The role of the manager as team leader in this scenario is clearly also to provide feedback and evaluation to the team, and to explore the consequences of these circumstances in a way that should prevent it from occurring again (London et al, 1999, p 5). Providing feedback in an empowering manner can improve performance within the team (London et al, 1999, p 5), and therefore, evidence from available research would suggest that effective leadership would achieve this through multiple approaches.
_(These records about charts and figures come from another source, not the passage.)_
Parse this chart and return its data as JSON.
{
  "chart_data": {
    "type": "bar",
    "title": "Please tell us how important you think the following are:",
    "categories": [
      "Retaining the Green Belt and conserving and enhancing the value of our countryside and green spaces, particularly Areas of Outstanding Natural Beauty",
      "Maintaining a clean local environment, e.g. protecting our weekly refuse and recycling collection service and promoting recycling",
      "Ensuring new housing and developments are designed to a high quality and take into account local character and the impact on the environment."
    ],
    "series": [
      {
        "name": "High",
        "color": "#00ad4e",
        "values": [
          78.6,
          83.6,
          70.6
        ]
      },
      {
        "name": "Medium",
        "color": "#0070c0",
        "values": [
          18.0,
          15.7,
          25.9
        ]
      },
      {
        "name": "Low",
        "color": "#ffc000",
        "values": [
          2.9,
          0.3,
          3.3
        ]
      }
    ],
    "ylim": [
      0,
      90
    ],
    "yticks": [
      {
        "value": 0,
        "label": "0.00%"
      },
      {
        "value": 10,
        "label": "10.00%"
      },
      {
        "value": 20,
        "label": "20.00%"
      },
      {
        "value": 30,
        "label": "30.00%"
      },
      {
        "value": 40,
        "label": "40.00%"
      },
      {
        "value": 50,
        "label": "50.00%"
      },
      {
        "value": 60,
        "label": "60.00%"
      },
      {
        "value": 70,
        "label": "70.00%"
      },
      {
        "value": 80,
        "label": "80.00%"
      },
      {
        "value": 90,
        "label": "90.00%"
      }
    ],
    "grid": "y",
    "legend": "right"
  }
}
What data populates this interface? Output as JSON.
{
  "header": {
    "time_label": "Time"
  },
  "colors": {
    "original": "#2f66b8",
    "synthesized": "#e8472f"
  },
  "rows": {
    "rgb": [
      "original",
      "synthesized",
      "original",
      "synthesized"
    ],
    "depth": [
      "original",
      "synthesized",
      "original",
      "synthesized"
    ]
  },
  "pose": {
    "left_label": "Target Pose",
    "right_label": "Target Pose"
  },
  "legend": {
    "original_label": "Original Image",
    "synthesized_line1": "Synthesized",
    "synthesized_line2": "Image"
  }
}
Research suggests that optimal team performance and quality of care requires good leadership (Beech, 2002 p 35; Green, 2003 p 27). This seems to require what Murphy (2005 p 128), describes as charismatic, transformational leadership, in which “charismatic transformational leaders espouse intellectual stimulation and individual consideration to empower staff and enhance patient care. Nurse managers that develop and foster transformational leadership can surmount oppressive traditions and confidently navigate a complex and rapidly changing health care environment.” However, leaders such as this will continue to struggle with the hierarchies and inherited culture and traditions of the professions (Murphy 2005 p 128). But it is through such activities that proactive nurse leaders mould the future of nursing itself, and contribute significantly to the quality agenda (Shirey, 2006, p 256). Thus the leader in this scenario needs to re-educate the team, and act as a role model for the team to develop their own leadership capabilities (Cummings et al, 2008, p 240).
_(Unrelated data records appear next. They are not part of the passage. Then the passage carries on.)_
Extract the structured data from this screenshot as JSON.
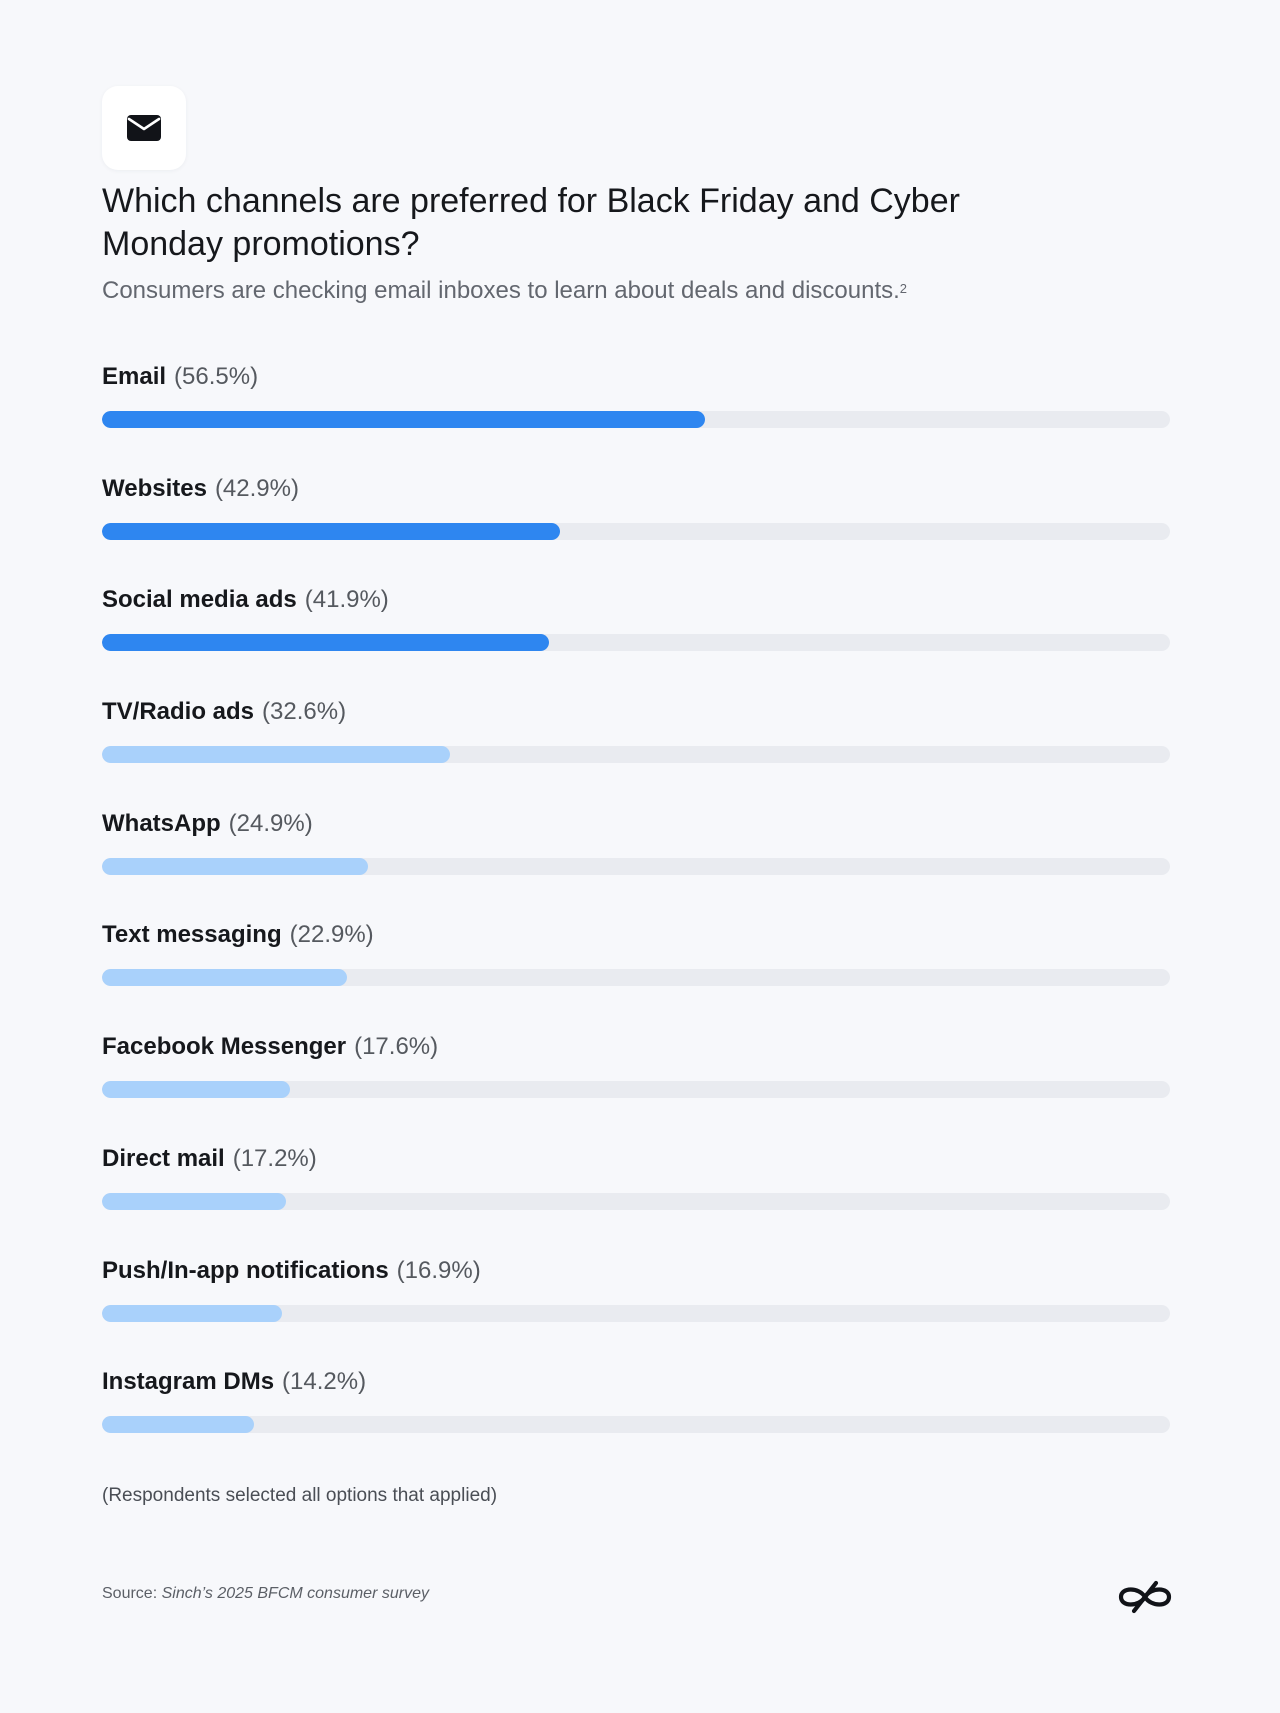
{
  "header": {
    "icon": "envelope-icon",
    "title": "Which channels are preferred for Black Friday and Cyber Monday promotions?",
    "subtitle": "Consumers are checking email inboxes to learn about deals and discounts.",
    "subtitle_footnote": "2"
  },
  "chart_data": {
    "type": "bar",
    "orientation": "horizontal",
    "xlim": [
      0,
      100
    ],
    "categories": [
      "Email",
      "Websites",
      "Social media ads",
      "TV/Radio ads",
      "WhatsApp",
      "Text messaging",
      "Facebook Messenger",
      "Direct mail",
      "Push/In-app notifications",
      "Instagram DMs"
    ],
    "values": [
      56.5,
      42.9,
      41.9,
      32.6,
      24.9,
      22.9,
      17.6,
      17.2,
      16.9,
      14.2
    ],
    "value_labels": [
      "(56.5%)",
      "(42.9%)",
      "(41.9%)",
      "(32.6%)",
      "(24.9%)",
      "(22.9%)",
      "(17.6%)",
      "(17.2%)",
      "(16.9%)",
      "(14.2%)"
    ],
    "bar_colors": [
      "#2e86f0",
      "#2e86f0",
      "#2e86f0",
      "#a9d1fb",
      "#a9d1fb",
      "#a9d1fb",
      "#a9d1fb",
      "#a9d1fb",
      "#a9d1fb",
      "#a9d1fb"
    ],
    "track_color": "#e9ebf0",
    "grid": false,
    "legend": "none"
  },
  "footer": {
    "note": "(Respondents selected all options that applied)",
    "source_prefix": "Source: ",
    "source_name": "Sinch’s 2025 BFCM consumer survey",
    "logo": "sinch-logo"
  }
}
It would appear that in this situation, the risk involved was avoided by luck rather than judgement, and it is imperative that the ward manager addresses the behaviours and habits which have led to the omission concerned. However, it would not be enough to simply discipline those concerned, because multiple factors have affected this occurrence, and the staff involved will have to continue to deal with these factors in the daily working lives. Therefore, leadership will lead, guide and empower staff to be able to better address their work roles whilst managing the competing demands on their time and attention, through better self management, better communication, better team working, and with clear, motivational guidance from a true leader.